Because Nrg1p governs pH-responsive gene expression, it is possible that Nrg2p does so as well. Nrg1p and Nrg2p are close homologs that function together to repress FLO11, DOG2, pseudohyphal growth, and biofilm formation (25, 49). For FLO11 expression in particular, their roles seem redundant (25, 49). For several other genes, Nrg1p alone has a detectable role, though the role of Nrg2p in repression of many targets has not been examined (37, 49, 53). Our expectation is that Nrg1p has a more central role than Nrg2p during growth in acidic conditions, because NRG1 is up-regulated at acidic pH, while NRG2 is up-regulated at alkaline pH (4, 25). Thus, Nrg1p may function to repress alkaline pH-induced genes primarily in acidic growth conditions.
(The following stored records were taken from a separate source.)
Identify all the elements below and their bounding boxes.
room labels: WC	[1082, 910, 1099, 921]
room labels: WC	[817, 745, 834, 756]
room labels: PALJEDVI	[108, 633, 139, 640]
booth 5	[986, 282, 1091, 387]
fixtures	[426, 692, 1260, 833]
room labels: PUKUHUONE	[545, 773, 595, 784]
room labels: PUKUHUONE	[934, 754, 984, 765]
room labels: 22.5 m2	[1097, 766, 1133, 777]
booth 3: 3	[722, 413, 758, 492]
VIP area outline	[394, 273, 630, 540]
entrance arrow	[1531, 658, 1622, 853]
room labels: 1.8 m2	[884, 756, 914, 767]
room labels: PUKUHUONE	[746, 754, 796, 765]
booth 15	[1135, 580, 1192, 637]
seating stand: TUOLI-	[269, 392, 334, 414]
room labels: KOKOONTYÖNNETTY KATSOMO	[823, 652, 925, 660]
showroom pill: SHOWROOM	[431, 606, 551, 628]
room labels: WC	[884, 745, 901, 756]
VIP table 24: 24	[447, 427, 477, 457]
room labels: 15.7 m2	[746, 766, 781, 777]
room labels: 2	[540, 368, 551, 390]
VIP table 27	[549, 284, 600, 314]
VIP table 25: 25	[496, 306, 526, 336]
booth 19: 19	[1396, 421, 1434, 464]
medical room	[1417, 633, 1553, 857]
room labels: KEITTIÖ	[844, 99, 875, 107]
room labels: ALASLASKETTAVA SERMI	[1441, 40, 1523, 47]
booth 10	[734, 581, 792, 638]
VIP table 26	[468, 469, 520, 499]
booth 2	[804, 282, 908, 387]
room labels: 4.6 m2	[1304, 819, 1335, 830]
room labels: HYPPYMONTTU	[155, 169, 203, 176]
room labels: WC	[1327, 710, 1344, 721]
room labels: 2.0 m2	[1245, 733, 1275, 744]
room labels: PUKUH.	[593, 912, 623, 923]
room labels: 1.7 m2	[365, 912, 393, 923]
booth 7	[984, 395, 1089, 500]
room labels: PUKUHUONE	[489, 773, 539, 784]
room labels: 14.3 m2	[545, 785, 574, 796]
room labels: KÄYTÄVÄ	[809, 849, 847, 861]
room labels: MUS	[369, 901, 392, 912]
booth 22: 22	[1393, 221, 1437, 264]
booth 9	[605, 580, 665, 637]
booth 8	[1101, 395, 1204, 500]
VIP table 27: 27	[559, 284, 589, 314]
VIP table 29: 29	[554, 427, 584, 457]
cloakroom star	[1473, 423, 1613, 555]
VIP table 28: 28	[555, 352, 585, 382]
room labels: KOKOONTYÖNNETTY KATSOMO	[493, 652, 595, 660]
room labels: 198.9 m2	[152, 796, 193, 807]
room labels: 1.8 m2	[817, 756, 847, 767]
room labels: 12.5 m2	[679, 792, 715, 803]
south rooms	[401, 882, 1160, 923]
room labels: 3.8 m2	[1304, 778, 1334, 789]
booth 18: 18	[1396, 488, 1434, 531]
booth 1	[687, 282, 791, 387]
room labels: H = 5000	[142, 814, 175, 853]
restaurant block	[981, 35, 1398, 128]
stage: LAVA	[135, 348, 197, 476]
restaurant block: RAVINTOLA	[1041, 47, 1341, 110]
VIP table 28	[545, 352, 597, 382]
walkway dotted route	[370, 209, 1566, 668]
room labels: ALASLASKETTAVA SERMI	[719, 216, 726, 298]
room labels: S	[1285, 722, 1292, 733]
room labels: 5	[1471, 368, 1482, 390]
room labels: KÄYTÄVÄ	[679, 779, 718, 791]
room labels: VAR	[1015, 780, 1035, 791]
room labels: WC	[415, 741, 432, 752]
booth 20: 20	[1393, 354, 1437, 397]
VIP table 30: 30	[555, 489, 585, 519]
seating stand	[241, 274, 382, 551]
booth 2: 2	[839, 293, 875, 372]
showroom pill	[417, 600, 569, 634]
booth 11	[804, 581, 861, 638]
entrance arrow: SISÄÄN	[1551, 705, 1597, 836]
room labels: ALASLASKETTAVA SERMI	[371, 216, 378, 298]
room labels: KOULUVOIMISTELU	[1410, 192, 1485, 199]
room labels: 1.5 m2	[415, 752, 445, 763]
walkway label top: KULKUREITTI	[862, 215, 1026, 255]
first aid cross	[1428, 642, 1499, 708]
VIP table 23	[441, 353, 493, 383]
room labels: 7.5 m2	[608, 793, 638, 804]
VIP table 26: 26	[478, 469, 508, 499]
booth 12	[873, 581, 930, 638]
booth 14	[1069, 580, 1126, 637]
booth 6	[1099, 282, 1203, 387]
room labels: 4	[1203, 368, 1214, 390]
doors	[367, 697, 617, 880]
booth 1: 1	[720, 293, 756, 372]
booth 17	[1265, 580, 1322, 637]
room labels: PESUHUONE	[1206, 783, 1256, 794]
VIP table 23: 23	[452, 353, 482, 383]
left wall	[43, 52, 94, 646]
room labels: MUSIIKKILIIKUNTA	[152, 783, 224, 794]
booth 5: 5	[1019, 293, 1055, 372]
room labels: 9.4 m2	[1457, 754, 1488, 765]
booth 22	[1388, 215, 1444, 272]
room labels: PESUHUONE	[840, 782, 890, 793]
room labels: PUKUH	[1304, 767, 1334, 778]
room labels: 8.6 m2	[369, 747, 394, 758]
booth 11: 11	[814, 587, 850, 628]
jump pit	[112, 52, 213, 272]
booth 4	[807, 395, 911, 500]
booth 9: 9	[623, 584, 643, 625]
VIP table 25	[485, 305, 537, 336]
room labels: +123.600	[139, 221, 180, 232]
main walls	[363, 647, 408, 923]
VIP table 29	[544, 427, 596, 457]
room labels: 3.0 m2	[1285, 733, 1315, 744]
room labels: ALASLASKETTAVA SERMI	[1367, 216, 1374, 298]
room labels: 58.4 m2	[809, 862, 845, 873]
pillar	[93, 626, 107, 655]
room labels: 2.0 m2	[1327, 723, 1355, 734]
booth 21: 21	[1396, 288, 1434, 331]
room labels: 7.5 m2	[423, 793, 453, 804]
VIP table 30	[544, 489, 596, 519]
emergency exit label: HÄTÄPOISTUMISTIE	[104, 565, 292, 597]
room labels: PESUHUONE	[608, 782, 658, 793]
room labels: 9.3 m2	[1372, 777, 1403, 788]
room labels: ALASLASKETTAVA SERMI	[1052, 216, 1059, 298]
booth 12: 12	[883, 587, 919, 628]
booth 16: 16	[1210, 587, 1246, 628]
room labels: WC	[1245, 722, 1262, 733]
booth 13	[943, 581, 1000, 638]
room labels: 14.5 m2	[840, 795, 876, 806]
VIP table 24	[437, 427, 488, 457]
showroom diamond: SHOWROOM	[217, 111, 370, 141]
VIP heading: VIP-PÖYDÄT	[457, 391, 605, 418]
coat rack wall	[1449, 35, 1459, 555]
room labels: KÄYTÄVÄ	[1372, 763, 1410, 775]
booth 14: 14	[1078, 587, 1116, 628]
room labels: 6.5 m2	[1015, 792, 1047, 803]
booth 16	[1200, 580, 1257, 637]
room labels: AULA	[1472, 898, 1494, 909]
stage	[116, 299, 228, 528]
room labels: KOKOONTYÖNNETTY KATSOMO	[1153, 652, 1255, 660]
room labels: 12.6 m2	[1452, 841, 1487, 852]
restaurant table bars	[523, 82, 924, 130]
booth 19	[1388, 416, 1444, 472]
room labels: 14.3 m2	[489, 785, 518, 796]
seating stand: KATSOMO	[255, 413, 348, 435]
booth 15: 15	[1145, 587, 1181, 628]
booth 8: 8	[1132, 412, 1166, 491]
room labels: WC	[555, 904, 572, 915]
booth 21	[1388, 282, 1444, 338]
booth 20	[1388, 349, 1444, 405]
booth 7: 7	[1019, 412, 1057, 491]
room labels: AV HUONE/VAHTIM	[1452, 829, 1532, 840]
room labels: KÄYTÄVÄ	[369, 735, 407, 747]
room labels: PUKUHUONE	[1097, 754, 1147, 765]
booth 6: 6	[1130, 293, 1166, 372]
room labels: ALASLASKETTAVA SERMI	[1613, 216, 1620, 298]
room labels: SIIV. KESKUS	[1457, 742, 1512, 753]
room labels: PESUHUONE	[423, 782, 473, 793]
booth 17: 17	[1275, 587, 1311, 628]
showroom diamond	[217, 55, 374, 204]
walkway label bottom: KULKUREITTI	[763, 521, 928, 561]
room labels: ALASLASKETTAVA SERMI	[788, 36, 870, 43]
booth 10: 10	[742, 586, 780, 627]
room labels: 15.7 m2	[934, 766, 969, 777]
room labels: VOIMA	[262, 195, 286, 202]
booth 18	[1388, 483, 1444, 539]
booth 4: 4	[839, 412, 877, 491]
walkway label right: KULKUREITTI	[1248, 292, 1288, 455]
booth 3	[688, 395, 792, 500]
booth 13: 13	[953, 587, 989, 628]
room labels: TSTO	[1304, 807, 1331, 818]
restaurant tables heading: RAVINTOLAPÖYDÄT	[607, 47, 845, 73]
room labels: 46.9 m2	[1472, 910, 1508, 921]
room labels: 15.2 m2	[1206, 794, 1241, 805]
Our findings support the idea that S. cerevisiae pH-responsive gene expression involves the interplay of several regulatory pathways. While Rim101p and Nrg1p are important for adaptation to alkaline pH, ENA1 and ZPS1 are still induced at pH 8 in rim101Δ nrg1Δ double mutants. Induction of ENA1 by alkaline pH has been shown to depend on the calcineurin-activated transcription factor Crz1p (32). Similarly, we have observed that induction of ZPS1 by alkaline pH depends upon the zinc-responsive transcription factor Zap1p (T. M. Lamb and Mitchell, unpublished observations). Thus, Rim101p and Nrg1p control activity of the ENA1 and ZPS1 promoters in conjunction with other pH-responsive regulatory pathways. This interplay fits well with the finding that external pH changes have wide-ranging physiological impact, as reflected by the diverse groups of pH-responsive genes (4, 26).